Acuity Brands Visual Economic Tool

The web-based Visual Economic Tool from Acuity Brands calculates the total lifecycle cost of up to three lighting scenarios. (Acuity Brands graphic)

The complexity of those calculations is why Egan’s employer, Acuity Brands, is launching a new cost calculator for lighting. The Visual Economic Tool is an extension of the company’s Visual system for lighting design. The new calculator debuted at Lightfair International 2012 this week in Las Vegas, and will be available free of charge at the Acuity Brands web site at the end of May.

The web-based Visual Economic Tool calculates the total lifecycle cost of lighting alternatives. “It can compare various fixtures,” Egan explains. “So, for example, if you’re considering a fluorescent fixture, an LED fixture and an HID fixture, you could compare all three scenarios.”

As with most cost calculators, this one lets designers  forecast energy consumption. But it is capable of analyzing much more complex cost characteristics.

“The Visual Economic Tool goes beyond the payback aspect of lighting and looks at multiple facets of a lighting investment, including the long-term and short-term costs,” Egan says. Designers can calculate the relative costs of maintenance, lighting controls, heating and cooling. The result is a side-by-side graphical comparison of the selected scenarios. Egan says, “It’s as sophisticated as the amount of data you wish to put into it.”

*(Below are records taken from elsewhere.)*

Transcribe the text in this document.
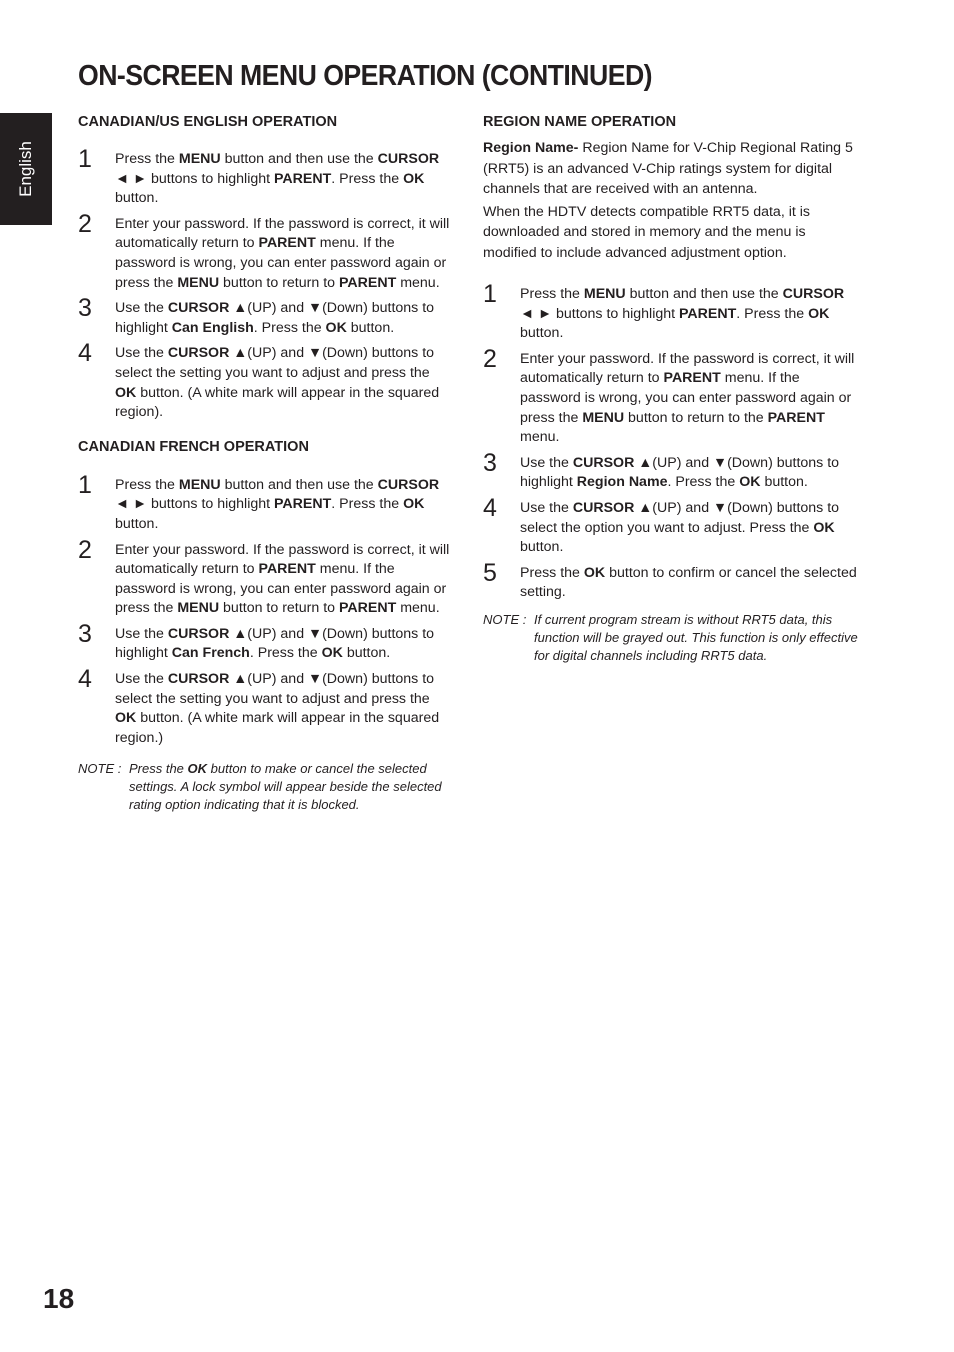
English
ON-SCREEN MENU OPERATION (CONTINUED)
CANADIAN/US ENGLISH OPERATION
1 Press the MENU button and then use the CURSOR
◄ ► buttons to highlight PARENT. Press the OK
button.
2 Enter your password. If the password is correct, it will automatically return to PARENT menu. If the password is wrong, you can enter password again or press the MENU button to return to PARENT menu.
3 Use the CURSOR ▲(UP) and ▼(Down) buttons to highlight Can English. Press the OK button.
4 Use the CURSOR ▲(UP) and ▼(Down) buttons to select the setting you want to adjust and press the OK button. (A white mark will appear in the squared region).
CANADIAN FRENCH OPERATION
1 Press the MENU button and then use the CURSOR
◄ ► buttons to highlight PARENT. Press the OK
button.
2 Enter your password. If the password is correct, it will automatically return to PARENT menu. If the password is wrong, you can enter password again or press the MENU button to return to PARENT menu.
3 Use the CURSOR ▲(UP) and ▼(Down) buttons to highlight Can French. Press the OK button.
4 Use the CURSOR ▲(UP) and ▼(Down) buttons to select the setting you want to adjust and press the OK button. (A white mark will appear in the squared region.)
NOTE : Press the OK button to make or cancel the selected settings. A lock symbol will appear beside the selected rating option indicating that it is blocked.
REGION NAME OPERATION
Region Name- Region Name for V-Chip Regional Rating 5 (RRT5) is an advanced V-Chip ratings system for digital channels that are received with an antenna.
When the HDTV detects compatible RRT5 data, it is downloaded and stored in memory and the menu is modified to include advanced adjustment option.
1 Press the MENU button and then use the CURSOR
◄ ► buttons to highlight PARENT. Press the OK
button.
2 Enter your password. If the password is correct, it will automatically return to PARENT menu. If the password is wrong, you can enter password again or press the MENU button to return to the PARENT menu.
3 Use the CURSOR ▲(UP) and ▼(Down) buttons to highlight Region Name. Press the OK button.
4 Use the CURSOR ▲(UP) and ▼(Down) buttons to select the option you want to adjust. Press the OK button.
5 Press the OK button to confirm or cancel the selected setting.
NOTE : If current program stream is without RRT5 data, this function will be grayed out. This function is only effective for digital channels including RRT5 data.
18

The cost of lighting is somewhat new to the conversation when building or retrofitting a space, Egan recalls. There was a time when “lighting was always just a given. No one sat down and really calculated what that lighting was costing, until utility rates started to climb.” Then it became apparent that, as the Department of Energy estimates, Lighting consumes close to 35 percent of the electricity used in commercial buildings in the United States.

“Suddenly lighting became recognizable as a large chunk of the annual operating cost. Now we’re talking about new lighting technology and integrating controls,” Egan says. “In the not too distant future this level of calculations will become standard operating procedure.”